Steven Greenleaf leading a community meeting in Tobago

Steven Greenleaf leading a community meeting in Tobago

COMMUNITY BASED NATURAL RESOURCE MANAGEMENT

by Steven Greenleaf          02 October, 2015

More than one point two billion people live in what the United Nations calls “extreme poverty.” This means that more than one in every six people on Earth are living on less than $1.25 per day. Try to imagine for a moment surviving on that amount, feeding your children, clothing them and providing them with shelter on that amount. The UN says that these people are in very real risk of death on a daily basis from lacking the barest necessities for survival. In a future article we will consider that this marker of $1.25 per day is absurdly low, but it is a standard and a place to start for targeting aid, development funds, and overall priorities.

Although the human population of the planet is increasingly urban, the extremely poor are still primarily living in rural areas, their livelihoods closely linked to the land and the natural resources it provides. The use of natural resources, soil, water, biodiversity, minerals and so on, is frequently what determines survival and growth in communities around the world, the vast majority of these communities located in the tropics, within a thousand miles of the equator, the “Global Middle.” People displaced by poverty in rural areas migrate to cities, usually overburdened mega-cities struggling with their own development challenges. These migrants often sacrifice their cultures and even their families for the hope of survival and arrive in the new urban homes already established as “at-risk,” populations.

Community Based Natural Resource Management (CBNRM) provides tools and approaches to human development in rural and semi-rural areas that are loaded with potential and real life examples of successful sustainable development.
The wise use of natural resources is the foundation for the rural poor to climb out of poverty. To do this they need equitable access to the resources and the technology to use them sustainably. Thankfully there are hundreds of examples globally of CBNRM success stories which also have positive impacts on cultural, gender, national security, and public health issues.

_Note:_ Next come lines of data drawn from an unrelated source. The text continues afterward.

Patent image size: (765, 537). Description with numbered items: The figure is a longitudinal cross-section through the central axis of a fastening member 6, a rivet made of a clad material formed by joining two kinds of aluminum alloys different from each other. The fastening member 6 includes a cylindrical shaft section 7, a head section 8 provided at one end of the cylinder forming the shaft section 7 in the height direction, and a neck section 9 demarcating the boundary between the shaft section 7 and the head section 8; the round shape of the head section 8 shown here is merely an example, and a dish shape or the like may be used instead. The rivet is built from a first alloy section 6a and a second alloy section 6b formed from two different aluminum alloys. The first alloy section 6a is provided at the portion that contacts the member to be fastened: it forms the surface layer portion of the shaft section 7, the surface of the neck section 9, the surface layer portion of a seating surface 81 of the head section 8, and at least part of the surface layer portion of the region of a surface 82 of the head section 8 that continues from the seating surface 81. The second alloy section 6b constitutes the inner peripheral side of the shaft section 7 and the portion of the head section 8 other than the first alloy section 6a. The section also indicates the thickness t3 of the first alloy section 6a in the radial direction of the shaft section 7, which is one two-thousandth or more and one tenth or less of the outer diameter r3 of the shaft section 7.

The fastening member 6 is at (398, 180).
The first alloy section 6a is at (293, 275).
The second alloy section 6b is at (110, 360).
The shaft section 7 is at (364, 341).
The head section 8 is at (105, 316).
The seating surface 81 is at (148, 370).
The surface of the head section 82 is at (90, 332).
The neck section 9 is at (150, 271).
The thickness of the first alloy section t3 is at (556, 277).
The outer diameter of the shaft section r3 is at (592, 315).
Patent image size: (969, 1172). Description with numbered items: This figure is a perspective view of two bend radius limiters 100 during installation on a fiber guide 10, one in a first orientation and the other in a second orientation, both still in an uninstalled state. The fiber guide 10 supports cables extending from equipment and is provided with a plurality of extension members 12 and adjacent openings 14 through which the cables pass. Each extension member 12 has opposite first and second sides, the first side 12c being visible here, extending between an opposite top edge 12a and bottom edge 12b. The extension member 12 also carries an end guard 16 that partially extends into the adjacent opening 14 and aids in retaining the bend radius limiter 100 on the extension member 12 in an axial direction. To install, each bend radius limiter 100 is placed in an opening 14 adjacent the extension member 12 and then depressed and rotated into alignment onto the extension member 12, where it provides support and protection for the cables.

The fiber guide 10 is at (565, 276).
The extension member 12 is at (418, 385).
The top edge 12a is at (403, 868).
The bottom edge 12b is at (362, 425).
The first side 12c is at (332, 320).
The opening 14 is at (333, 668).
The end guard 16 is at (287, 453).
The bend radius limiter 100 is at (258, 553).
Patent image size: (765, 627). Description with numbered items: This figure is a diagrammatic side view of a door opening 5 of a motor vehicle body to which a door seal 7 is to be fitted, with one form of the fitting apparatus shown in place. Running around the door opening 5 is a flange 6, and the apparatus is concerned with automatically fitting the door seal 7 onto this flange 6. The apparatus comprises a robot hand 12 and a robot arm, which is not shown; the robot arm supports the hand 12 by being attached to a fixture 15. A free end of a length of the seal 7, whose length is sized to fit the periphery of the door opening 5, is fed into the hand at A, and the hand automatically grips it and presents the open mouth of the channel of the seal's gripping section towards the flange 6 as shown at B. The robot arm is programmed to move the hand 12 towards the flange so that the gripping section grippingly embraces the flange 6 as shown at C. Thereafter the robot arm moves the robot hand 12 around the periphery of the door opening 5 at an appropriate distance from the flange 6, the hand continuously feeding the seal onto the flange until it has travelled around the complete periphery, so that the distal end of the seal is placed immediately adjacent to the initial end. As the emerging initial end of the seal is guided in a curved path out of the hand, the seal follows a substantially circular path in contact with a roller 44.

Both national and local governments have crucial roles to play in providing assistance, information, and enabling policies to promote sustainable rural development, including supporting access to markets. Knowledge transfer is often the key to success. Learning new methods of farming, particularly dry-land farming, re-vitalizing the production of indigenous crop species over imported varieties, and creating value-added products from local crop production are normally key ingredients to successful CBNRM.

Communities can access a range of international development funding, although indigenous finance and micro-finance are most effective and reliable when properly structured. Payment for Ecosystem Services (PES) frameworks can also help rural communities to gain from the valuable services they provide to other living outside, even in cities; services such as fresh air and water, runoff and erosion control, habitat conservation which preserves wildlife and thereby helps to build tourism, and all the other valuable and not easily replaced services that healthy functioning ecosystems provide.

Community Based Natural Resource Management will continue to be part of building a sustainable future, starting with the people most in need of an equitable chance for a better life for themselves and their children.